I'm afraid I can't help you with that, you have to debug your own code. I suggest to buy an USB/serial cable (it's cheap) and try to use vanilla tutorial sources first, before you modify them.
The tutorial runs on qemu however it doesn't run on the real hardware i suspect I am undervolting the pi becuase raspian is downclocking the pi and still runs however I don't yet know how to do that so I will buy a new power supply and get back to you.
I'm not sure what you mean, running the bare metal tutorials means you don't run raspbian at all. You should have replaced the linux kernel with the kernel from the tutorial. As such, no downclocking takes place.
I tried raspbian because I was wondering if raspbian would work or not because I thought my pi was faulty. It turned out I either need to underclock the pi on boot or get a better power supply because I was not providing the pi with enough power. I just did it to see if my pi was faulty. I was replacing the linux kernel with the bare metal program before that.
Are you planning in the future to show us how to underclock the cpu and if you weren't would you please teach us as running the CPU at 1GHz is unnecessary?
Yeah maybe, good idea. In the meantime take a look how the clock rate is set for the uart0 in my tutorials, and read https://github.com/raspberrypi/firmware/wiki/Mailbox-property-interface#clocks (you'll have to set the clock id #3, called ARM, to underclock the cpu). You can also play with setting the voltage level with this mailbox interface, just be careful.
I have still been unable to get it to work on real hardware it still hangs on the same line. Does it make any difference that my sdcard is 32GB?
Well all that I can do for you is give a step by step guide to locate your problem, but after that you'll have to fix that problem yourself.
step 1: Use dd to put rasbian-lite image on your card. Can you boot it? If not, choose another card. If yes, then it does not matter your card is 32G.
step 2: If you can boot with rasbian, then change kernel8.img to a vanilla bare metal app. The binaries in my repo were tested and known to be working (use the font tutorial for example). Does it boot after that? If not, then you're doing something wrong and messing up your card. Repeat this step until you can boot it. Mount the first partition of your card, and remove every kernel*.img files, then copy kernel8.img in the root directory. Make sure you don't touch bootcode.bin, start.elf and fixup.dat, and that config.txt is empty (all lines commented out or simply delete the file). Unmount (wait until it's synced properly).
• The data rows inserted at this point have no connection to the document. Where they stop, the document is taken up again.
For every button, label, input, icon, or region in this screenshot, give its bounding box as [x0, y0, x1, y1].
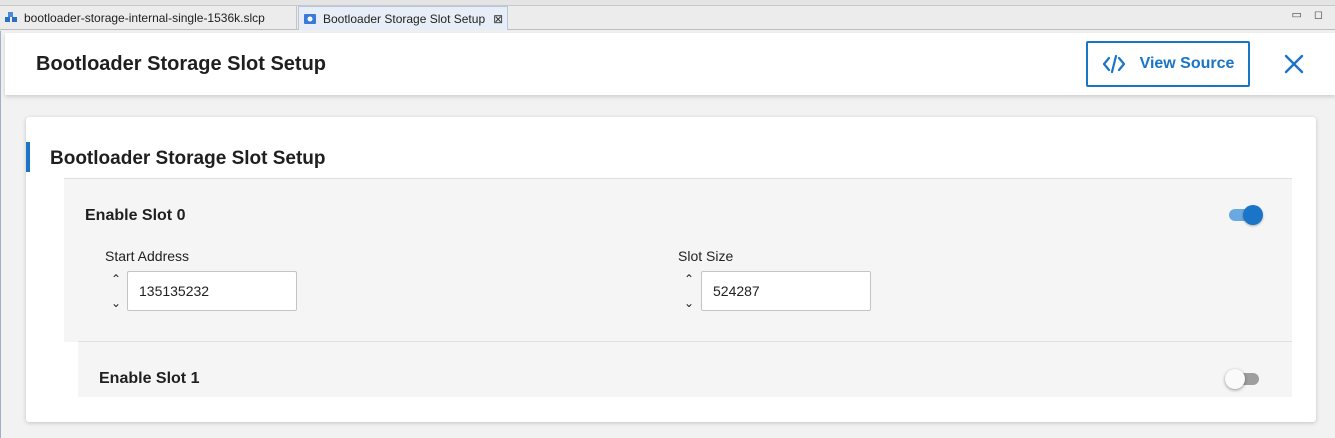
page-title: Bootloader Storage Slot Setup: [36, 53, 327, 75]
tab-bootloader-storage-slot-setup[interactable]: Bootloader Storage Slot Setup ⊠: [298, 6, 508, 30]
slot-0-toggle[interactable]: [1227, 205, 1263, 225]
toggle-knob: [1225, 369, 1245, 389]
toggle-knob: [1243, 205, 1263, 225]
project-icon: [5, 12, 17, 22]
chevron-down-icon[interactable]: ⌄: [111, 295, 121, 311]
slot-size-input[interactable]: 524287: [701, 271, 871, 311]
chevron-down-icon[interactable]: ⌄: [684, 295, 694, 311]
tab-label: Bootloader Storage Slot Setup: [323, 11, 486, 26]
config-icon: [304, 13, 316, 24]
tab-close-icon[interactable]: ⊠: [493, 12, 503, 26]
start-address-label: Start Address: [105, 248, 190, 264]
slot-1-toggle[interactable]: [1225, 369, 1261, 389]
code-icon: [1102, 54, 1125, 74]
start-address-stepper[interactable]: ⌃ ⌄: [109, 271, 123, 311]
chevron-up-icon[interactable]: ⌃: [111, 271, 121, 287]
minimize-icon[interactable]: ▭: [1291, 8, 1301, 21]
slot-size-label: Slot Size: [678, 248, 734, 264]
card-title: Bootloader Storage Slot Setup: [50, 148, 326, 169]
editor-tab-bar: bootloader-storage-internal-single-1536k…: [0, 6, 1335, 30]
view-source-label: View Source: [1139, 55, 1235, 72]
editor-area: Bootloader Storage Slot Setup View Sourc…: [0, 31, 1335, 438]
slot-size-stepper[interactable]: ⌃ ⌄: [682, 271, 696, 311]
start-address-input[interactable]: 135135232: [127, 271, 297, 311]
tab-slcp-project[interactable]: bootloader-storage-internal-single-1536k…: [0, 6, 297, 30]
close-icon[interactable]: [1279, 49, 1309, 79]
card-accent-bar: [26, 142, 30, 172]
view-source-button[interactable]: View Source: [1086, 41, 1250, 87]
slot-setup-card: Bootloader Storage Slot Setup Enable Slo…: [26, 117, 1316, 422]
slot-0-label: Enable Slot 0: [85, 207, 186, 224]
tab-label: bootloader-storage-internal-single-1536k…: [24, 11, 265, 25]
chevron-up-icon[interactable]: ⌃: [684, 271, 694, 287]
slot-1-section: Enable Slot 1: [78, 341, 1292, 397]
slot-1-label: Enable Slot 1: [99, 370, 200, 387]
maximize-icon[interactable]: ◻: [1314, 8, 1323, 21]
window-controls: ▭ ◻: [1291, 8, 1323, 21]
page-header: Bootloader Storage Slot Setup View Sourc…: [5, 33, 1335, 95]
slot-0-section: Enable Slot 0 Start Address ⌃ ⌄ 13513523…: [64, 178, 1292, 342]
step 3: Finally put your kernel8.img on the card. Can you boot it? If the first 2 steps worked (should), but not this one, then you'll know the problem is in your code for sure, and not in your environment. You can also rule out faulty RPi.
step 4: Debug your code in qemu. Generate an assembly reference for your code and compare it to qemu's "-d in_asm" output. Once your code is running perfectly in qemu, repeat step 3. https://www.systutorials.com/240/generate-a-mixed-source-and-assembly-listing-using-gcc/
Good luck!
"the whole kernel hangs when the line partitionlba=((unsigned int)((unsigned long)&_end+0x1C6));"
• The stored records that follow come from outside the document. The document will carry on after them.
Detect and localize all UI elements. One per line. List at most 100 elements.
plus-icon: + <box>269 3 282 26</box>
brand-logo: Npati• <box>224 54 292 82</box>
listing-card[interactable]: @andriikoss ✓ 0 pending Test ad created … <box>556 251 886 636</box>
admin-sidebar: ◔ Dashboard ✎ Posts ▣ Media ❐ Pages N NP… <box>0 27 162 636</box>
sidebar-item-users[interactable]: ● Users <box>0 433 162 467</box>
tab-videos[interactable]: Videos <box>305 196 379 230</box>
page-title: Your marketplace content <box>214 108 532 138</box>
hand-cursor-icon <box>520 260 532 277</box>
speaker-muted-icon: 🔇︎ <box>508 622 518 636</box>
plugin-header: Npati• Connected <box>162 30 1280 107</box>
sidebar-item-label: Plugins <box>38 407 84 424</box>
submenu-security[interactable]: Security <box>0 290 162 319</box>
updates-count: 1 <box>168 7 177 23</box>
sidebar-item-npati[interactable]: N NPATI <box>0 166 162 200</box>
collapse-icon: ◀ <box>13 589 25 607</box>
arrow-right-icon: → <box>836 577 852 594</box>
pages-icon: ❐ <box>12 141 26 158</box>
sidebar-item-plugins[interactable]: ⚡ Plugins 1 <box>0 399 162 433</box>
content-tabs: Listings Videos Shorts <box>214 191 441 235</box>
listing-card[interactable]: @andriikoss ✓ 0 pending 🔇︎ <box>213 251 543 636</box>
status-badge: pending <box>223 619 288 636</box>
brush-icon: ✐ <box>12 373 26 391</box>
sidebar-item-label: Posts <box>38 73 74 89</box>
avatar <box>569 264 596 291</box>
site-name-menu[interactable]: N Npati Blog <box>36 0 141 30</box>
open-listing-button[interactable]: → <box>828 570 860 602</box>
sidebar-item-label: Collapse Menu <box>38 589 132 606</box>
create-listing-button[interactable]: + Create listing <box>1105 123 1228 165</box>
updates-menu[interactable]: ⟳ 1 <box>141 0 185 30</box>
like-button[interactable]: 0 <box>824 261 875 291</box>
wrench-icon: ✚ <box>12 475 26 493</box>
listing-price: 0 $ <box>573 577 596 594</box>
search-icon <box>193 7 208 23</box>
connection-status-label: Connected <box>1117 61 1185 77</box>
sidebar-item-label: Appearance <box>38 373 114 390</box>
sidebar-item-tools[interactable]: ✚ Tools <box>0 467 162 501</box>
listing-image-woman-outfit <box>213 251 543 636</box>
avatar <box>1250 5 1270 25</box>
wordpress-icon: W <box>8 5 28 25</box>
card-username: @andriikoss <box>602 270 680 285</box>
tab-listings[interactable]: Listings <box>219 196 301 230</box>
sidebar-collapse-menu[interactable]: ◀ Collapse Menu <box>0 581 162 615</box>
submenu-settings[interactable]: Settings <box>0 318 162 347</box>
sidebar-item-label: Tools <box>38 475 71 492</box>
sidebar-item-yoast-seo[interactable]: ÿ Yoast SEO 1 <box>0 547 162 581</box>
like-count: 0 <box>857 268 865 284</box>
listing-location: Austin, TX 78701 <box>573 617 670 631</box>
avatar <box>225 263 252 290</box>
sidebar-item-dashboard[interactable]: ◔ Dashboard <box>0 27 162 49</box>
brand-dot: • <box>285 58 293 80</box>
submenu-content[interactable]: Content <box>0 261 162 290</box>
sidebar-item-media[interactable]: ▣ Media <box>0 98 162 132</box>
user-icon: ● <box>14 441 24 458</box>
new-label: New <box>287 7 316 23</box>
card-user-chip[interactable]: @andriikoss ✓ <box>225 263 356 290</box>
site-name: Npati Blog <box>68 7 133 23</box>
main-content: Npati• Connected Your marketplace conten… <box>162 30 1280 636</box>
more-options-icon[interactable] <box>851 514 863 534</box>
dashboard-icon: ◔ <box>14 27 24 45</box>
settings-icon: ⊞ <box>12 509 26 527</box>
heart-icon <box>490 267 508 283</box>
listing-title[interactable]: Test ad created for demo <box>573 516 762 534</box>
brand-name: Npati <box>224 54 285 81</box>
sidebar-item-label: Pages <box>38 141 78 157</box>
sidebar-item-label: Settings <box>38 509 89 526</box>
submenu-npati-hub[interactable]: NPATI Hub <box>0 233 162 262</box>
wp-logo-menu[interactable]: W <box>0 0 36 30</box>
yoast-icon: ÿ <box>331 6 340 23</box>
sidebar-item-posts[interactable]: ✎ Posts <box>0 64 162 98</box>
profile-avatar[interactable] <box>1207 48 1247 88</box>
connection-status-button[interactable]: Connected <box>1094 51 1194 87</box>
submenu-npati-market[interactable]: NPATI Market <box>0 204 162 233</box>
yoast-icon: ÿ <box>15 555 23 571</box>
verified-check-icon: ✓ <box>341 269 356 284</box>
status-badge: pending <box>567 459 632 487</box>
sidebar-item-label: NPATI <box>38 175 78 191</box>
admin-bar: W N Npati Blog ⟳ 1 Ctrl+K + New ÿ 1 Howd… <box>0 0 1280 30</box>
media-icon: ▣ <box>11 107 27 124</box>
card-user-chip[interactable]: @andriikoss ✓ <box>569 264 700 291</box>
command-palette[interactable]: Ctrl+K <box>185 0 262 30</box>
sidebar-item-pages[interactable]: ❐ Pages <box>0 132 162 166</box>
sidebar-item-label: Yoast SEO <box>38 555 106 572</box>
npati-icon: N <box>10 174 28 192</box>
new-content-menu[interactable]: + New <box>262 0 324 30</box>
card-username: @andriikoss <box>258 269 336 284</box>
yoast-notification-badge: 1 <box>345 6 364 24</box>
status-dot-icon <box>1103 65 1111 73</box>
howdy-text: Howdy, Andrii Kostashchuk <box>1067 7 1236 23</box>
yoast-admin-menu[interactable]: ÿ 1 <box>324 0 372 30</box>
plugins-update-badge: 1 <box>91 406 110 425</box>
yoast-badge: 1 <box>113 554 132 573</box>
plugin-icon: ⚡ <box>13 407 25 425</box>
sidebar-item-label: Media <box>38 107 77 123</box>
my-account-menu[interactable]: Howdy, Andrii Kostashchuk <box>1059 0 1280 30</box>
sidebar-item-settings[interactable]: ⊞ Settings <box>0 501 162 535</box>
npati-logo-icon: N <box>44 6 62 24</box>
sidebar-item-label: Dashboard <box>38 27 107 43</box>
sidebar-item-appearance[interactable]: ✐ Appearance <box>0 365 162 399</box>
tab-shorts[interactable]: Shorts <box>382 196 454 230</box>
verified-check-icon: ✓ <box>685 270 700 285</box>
Now I know, it's caused by a gcc 7.3.0 optimisation bug. I've provided a workaround. Just for the records, accessing bpb->nr and bpb->spc also affected, and shifting and masking does not work any more.
I am running gcc 7.2* and shifting and masking works. Your solution on the pi forums works as you said I was just shifting the wrong way.
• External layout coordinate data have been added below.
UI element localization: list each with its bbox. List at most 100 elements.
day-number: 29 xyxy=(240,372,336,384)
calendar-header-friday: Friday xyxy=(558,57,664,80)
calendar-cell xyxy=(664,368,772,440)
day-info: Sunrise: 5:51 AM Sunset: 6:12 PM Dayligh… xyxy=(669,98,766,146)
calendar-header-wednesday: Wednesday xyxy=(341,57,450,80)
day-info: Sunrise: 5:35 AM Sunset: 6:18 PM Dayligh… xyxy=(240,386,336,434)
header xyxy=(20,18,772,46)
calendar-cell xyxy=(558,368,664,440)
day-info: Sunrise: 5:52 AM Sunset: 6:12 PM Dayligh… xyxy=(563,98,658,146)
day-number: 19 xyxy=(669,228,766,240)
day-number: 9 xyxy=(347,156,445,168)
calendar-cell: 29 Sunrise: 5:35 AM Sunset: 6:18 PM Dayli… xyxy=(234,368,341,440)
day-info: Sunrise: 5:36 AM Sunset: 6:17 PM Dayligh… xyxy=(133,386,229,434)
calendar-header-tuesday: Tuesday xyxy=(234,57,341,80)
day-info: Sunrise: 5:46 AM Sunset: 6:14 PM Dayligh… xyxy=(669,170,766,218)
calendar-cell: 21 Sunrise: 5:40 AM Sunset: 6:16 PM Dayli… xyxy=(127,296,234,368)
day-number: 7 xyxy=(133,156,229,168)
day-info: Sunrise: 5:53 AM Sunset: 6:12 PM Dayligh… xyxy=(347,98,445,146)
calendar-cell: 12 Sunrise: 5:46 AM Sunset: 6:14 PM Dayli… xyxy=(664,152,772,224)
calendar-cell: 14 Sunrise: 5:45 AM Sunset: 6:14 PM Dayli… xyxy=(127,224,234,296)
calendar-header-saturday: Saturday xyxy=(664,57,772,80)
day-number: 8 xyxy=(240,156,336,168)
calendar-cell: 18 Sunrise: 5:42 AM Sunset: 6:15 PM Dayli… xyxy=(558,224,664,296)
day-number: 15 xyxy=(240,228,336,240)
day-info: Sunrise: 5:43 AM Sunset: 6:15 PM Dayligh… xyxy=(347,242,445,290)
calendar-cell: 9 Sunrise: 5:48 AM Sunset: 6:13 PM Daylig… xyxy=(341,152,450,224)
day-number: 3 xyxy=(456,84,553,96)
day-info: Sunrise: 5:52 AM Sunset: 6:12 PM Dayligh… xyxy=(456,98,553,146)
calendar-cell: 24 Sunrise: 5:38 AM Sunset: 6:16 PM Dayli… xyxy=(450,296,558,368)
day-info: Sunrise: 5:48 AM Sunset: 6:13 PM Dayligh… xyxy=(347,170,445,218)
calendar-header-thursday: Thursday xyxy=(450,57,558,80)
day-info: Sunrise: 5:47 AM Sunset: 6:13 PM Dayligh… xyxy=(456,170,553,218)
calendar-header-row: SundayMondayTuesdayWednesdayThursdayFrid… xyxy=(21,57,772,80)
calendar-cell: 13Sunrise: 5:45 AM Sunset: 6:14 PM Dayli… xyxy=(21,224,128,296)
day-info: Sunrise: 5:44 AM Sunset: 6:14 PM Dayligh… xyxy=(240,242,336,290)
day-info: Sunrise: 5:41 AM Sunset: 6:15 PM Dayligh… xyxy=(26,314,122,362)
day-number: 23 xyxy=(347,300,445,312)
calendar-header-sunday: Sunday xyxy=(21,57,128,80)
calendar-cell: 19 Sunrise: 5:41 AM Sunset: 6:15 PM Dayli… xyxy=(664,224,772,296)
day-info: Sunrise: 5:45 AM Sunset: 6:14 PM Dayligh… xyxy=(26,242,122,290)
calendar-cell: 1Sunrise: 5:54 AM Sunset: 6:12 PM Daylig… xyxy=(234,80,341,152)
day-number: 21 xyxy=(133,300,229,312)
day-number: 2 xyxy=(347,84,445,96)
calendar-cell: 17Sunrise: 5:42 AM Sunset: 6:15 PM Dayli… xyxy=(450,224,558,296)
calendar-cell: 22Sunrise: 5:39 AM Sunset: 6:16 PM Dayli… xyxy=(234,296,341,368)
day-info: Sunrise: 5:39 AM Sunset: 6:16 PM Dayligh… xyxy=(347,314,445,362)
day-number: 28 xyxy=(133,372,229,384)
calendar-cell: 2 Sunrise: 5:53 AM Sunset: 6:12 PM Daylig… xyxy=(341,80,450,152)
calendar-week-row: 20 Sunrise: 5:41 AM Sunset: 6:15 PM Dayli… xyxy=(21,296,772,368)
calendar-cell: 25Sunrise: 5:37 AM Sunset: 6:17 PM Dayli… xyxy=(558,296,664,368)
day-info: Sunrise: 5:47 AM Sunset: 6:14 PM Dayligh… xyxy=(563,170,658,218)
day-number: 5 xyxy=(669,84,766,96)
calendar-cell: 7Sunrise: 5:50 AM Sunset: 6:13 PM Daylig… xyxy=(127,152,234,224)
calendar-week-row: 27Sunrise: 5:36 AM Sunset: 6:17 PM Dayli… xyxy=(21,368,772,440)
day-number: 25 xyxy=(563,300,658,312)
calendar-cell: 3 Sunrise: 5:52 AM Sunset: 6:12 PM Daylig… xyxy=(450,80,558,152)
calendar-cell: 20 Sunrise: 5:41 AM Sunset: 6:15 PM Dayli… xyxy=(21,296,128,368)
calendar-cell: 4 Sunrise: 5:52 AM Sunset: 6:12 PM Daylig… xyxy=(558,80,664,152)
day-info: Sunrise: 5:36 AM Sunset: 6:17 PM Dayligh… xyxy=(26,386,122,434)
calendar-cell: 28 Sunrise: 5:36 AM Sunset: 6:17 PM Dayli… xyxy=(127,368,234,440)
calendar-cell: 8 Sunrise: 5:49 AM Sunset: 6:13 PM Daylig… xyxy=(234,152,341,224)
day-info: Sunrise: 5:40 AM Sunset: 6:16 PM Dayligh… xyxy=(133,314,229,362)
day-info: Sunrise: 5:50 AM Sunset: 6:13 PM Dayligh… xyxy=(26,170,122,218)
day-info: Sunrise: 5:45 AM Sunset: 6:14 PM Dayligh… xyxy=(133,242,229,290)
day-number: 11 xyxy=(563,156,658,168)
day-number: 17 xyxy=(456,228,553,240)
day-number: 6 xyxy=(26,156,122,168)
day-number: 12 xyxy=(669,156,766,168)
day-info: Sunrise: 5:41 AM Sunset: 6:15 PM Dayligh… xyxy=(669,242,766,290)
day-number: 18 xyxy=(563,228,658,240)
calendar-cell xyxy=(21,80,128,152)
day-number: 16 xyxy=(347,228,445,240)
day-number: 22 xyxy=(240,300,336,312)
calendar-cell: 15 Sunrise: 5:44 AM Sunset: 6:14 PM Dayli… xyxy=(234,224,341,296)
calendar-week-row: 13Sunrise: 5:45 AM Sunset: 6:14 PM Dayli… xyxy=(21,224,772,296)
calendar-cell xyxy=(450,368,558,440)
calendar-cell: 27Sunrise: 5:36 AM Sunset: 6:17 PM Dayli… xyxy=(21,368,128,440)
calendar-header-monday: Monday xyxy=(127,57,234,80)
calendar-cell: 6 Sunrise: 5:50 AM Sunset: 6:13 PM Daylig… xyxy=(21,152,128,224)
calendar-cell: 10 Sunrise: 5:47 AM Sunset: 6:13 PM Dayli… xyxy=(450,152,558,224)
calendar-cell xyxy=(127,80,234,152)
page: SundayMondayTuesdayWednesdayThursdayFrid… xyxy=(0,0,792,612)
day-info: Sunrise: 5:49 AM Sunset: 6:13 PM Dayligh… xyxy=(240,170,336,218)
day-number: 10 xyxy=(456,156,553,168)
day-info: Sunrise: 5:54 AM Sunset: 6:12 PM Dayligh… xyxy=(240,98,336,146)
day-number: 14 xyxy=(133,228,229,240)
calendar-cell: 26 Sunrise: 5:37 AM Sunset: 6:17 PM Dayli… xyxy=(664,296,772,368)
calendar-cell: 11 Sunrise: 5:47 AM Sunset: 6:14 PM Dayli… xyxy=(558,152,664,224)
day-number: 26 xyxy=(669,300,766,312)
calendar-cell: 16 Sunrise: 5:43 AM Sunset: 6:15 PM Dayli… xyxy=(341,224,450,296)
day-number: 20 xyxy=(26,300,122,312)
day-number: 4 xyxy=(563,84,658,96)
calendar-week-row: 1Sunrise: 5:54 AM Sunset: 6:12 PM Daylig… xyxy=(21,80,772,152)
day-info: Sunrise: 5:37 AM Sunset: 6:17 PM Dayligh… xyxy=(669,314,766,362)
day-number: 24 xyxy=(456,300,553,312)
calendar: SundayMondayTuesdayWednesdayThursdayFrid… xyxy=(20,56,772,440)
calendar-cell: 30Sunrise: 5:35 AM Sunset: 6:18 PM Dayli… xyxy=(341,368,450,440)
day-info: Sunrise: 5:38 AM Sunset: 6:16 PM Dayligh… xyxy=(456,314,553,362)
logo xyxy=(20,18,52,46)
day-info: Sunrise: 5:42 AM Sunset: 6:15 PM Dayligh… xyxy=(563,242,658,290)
Yeah, but it won't work with 7.3.0. That's why I'm suggesting now another workaround. Take a look at fat.c, this one works with 7.2.0 and 7.3.0 as well. I like to avoid compiler version specific solutions (I did not know until yesterday that shifting and masking was one). if you ever pick up the project again (let's say a year from now) those solutions could give you some sleepless nights.
I have localised the bug to the fat_getpartition() function the whole kernel hangs when the line partitionlba=*((unsigned int*)((unsigned long)&_end+0x1C6)); is reached I have tried a few things to try and fix it however all of it has been unsuccessful.